What is it like to have a book in print?

Blank page intentionally end of bookMy first book was published in February. For an academic, this is an entirely normal event: to progress in most humanities fields, you need a book. But it’s also a big deal. I started the book in 2008, as my doctoral dissertation, and it was a big part of my life for a long time. Now it’s finished. It’s out there. I don’t have to (or get to?) work on it anymore. Since it’s an odd feeling, I wanted to share some thoughts about what it’s like.

The biggest difference is mental. I’ve been thinking about children’s moral tales and the history of the novel for the better part of a decade, and constantly had that topic in the back of my mind: I read every new work of scholarship through that lens, looking for arguments I felt myself in conversation with, or new theories that might be relevant to my argument, or mentions of some relatively obscure tale I was writing about. It’s an attitude that’s hard to turn off, and I still find myself considering roads not taken.

To give just one example: Jesse Rosenthal’s forthcoming Good Form: The Ethical Experience of the Victorian Novel argues that “when Victorians discussed the moral dimensions of reading novels, they were also subtly discussing the genre’s formal properties.” That’s pretty close to the conclusion at which my book arrives — albeit, from a different direction. While I argue that children’s moral tales shaped Victorian reading habits, Jesse links those habits to Victorian moral philosophy. My book has quite a bit to say about moral intuition (my dissertation’s outside reader was Jonathan Haidt, a psychologist who worked in that field), but one of the manuscript’s reviewers found the moral psychology part a bit extraneous. I wonder if Good Form might have helped me integrate it a little better, and at the very least it would have bolstered the historical argument. Now that my book is in a fixed, unchangeable form, I’ll never know.

Greg Colomb, an important mentor to me, was fond of saying, “perfection is the enemy of finished.” New scholarship will keep appearing, and I’ll keep thinking about how I might have incorporated it into my argument. But I’m learning to let it go.

And a sense of freedom comes with publication, too. Not having the moral tale always in mind means I can start another project. While I was on the job market, I had a “second project” about Victorian psychologies of learning. I made fitful progress — a couple conference presentations, some blog posts, lots of miscellaneous notes and scattered paragraphs. I still like the idea, but it was a “second project” for so long that it still feels secondary. As I’ve freed myself from constantly thinking about the moral tale, I find myself pursuing another project that interests me more.

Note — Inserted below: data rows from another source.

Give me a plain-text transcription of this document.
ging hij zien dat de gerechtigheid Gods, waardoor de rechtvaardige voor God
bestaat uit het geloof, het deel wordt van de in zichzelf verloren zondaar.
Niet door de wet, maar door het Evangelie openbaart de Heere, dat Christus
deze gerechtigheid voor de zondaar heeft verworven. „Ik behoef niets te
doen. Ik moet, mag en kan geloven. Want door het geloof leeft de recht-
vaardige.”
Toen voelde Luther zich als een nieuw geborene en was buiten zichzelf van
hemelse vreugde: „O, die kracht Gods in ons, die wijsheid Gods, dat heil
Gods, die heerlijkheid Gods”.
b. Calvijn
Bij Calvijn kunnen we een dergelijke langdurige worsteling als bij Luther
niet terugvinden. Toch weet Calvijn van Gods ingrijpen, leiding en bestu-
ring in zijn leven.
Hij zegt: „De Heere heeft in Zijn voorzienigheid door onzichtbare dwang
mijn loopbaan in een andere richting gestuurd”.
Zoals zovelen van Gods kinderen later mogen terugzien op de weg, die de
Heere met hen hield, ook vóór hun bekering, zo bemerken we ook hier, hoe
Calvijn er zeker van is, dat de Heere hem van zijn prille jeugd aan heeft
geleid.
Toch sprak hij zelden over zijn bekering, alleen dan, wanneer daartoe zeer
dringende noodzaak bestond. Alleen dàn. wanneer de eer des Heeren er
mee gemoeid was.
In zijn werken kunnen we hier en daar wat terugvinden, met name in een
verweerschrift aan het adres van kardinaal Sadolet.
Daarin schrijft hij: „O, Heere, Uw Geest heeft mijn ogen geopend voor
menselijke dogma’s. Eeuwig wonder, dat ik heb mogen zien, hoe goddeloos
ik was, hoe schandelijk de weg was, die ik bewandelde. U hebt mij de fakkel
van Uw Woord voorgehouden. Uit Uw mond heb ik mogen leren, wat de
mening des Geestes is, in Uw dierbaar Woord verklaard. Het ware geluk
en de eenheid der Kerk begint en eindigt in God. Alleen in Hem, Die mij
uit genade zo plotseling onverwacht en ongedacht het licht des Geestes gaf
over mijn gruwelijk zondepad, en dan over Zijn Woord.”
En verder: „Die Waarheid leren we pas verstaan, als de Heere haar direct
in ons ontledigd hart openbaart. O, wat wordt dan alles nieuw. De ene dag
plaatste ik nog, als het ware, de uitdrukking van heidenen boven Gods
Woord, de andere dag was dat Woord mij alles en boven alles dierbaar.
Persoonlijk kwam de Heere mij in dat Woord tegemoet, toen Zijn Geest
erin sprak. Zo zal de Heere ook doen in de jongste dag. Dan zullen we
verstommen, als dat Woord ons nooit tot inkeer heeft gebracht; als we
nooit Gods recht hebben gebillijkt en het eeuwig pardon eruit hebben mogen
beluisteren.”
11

Just because the book is out, though, doesn’t mean I stop thinking about it. Instead, my relationship with it has changed: now that I’ve written it, I’m supposed to promote it.Peacock terms.png

Self-promotion comes naturally to some people. I have a friend who, at a conference we both attended, encouraged others to ask their university library to purchase his book, even checking WorldCat to make sure they’d done so (and following up if they hadn’t).

Many academics are uncomfortable with that level of self-promotion, even while recognizing its necessity. (The issue, like everything, affects some more than others). Some at the conference were put off by my friend’s insistence, especially when he brought it up a second (or third) time. I recognize the importance of self-promotion, but I’m also sort of uncomfortable with it. I tweet about my work when it gets published (and write posts like this one), but I don’t take a sustained or systematic approach.

Luckily, publishers do. My book is published with the University of Tennessee Press, who put me in touch with their marketing assistant and an event coordinator (“events” in this case means sending out review copies; the global book tour presumably comes later). They make sure university libraries have the book, distribute copies to reviewers, advertise it in various venues, help me target some prizes to submit to, and send books to personally relevant publications like my college magazine (which will feature the book). Their work helped me realize that others have a stake in the book as well, which takes some of the “self” out of the self-promotion.

Last but not least, there’s an element of ego: I have a book out. You can buy it on Amazon (don’t ask me where the used copies come from). It just feels good.

Do you have a first book our, or coming out? Or do you remember your first book? How does (did) it feel? Is it different with a second (or fifth) book?